Why Tesla’s Cybercab might be born with a steering wheel

Ippolito Visconti Author Automotive
The promise of fully driverless travel with Tesla vehicles remains a few chips, and a few more years, away.
tesla cybercab

The launch of the much-hyped Tesla Cybercab, the custom-built robotaxi unveiled with great fanfare and twenty prototypes last October, is already running into the same kind of timeline turbulence that defines the company’s autonomous driving efforts. While Elon Musk recently confirmed that the Cybercab production is slated for the second quarter of 2026, a critical hardware delay suggests the first models might be technological disappointments.
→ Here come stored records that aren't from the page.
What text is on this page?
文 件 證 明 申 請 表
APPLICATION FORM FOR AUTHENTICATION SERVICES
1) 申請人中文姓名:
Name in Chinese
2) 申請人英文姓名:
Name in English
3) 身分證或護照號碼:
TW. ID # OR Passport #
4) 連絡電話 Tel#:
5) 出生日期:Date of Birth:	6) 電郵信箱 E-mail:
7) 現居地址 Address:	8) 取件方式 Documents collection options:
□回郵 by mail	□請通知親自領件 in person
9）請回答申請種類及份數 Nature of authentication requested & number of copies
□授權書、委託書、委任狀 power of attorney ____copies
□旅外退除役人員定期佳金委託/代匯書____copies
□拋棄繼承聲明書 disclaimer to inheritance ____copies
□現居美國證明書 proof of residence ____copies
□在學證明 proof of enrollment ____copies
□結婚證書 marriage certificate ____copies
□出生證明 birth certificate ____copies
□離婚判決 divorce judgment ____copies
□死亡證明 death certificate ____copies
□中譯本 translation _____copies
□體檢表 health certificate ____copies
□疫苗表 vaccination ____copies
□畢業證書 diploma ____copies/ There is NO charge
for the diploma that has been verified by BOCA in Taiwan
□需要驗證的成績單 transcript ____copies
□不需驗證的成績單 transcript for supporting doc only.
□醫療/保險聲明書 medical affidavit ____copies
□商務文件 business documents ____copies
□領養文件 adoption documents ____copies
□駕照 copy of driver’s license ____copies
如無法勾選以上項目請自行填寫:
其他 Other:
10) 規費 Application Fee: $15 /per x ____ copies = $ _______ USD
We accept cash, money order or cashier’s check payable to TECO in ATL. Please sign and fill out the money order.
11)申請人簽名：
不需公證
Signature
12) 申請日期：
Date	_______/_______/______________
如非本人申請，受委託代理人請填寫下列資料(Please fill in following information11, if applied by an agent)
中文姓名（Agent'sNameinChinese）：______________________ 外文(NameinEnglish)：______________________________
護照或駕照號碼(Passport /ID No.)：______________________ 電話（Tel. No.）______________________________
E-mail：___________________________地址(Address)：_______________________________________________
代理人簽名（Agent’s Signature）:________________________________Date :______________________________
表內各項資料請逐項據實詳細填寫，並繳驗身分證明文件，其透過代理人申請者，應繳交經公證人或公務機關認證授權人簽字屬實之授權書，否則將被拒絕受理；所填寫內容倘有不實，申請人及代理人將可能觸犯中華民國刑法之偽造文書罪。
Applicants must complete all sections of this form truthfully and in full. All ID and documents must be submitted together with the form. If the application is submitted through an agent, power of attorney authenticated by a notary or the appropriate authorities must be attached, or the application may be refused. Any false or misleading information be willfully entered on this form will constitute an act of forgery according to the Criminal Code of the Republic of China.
The issue centers on Tesla’s next-generation AI5 chip. This powerful new hardware, significantly more capable than the current AI4 chips being used in Tesla EVs, is essential for introducing true, reliable unsupervised self-driving. Yet, Musk confirmed via a social media post that the AI5 chips will not be available in volumes sufficient for factory line conversion until “mid-2027”.

tesla cybercab

This massive eighteen-month gap between the Cybercab’s planned production start (Q2 2026) and the AI5’s mass availability (mid-2027) strongly implies that the inaugural robotaxi models will be launched using the older AI4 hardware.

If the Cybercab is forced to use the less capable AI4 technology, it cannot achieve the promised level of unsupervised autonomy. This necessitates a complete reversal of the vehicle’s core design philosophy. When the prototypes were unveiled, Musk declared, “No mirrors, no pedals, no steering wheel”, insisting the vehicle must be “designed as a clean robotaxi”.

Now, without the necessary processing power to guarantee true Level 5 autonomy, those Cybercabs will likely be legally mandated to include traditional controls. Indeed, Tesla Chairman Robyn Denholm hinted at this possibility last month, suggesting the car might include “a steering wheel and pedals, if necessary”.

tesla cybercab

Even as the AI5 chip remains elusive and months away from mass production, the CEO has already announced that they are “starting work on AI6”. So, while the current technological hurdle forces Tesla to potentially equip its futuristic EV with archaic steering controls, the company is already hyping the generation of chips after the one that hasn’t even shipped yet.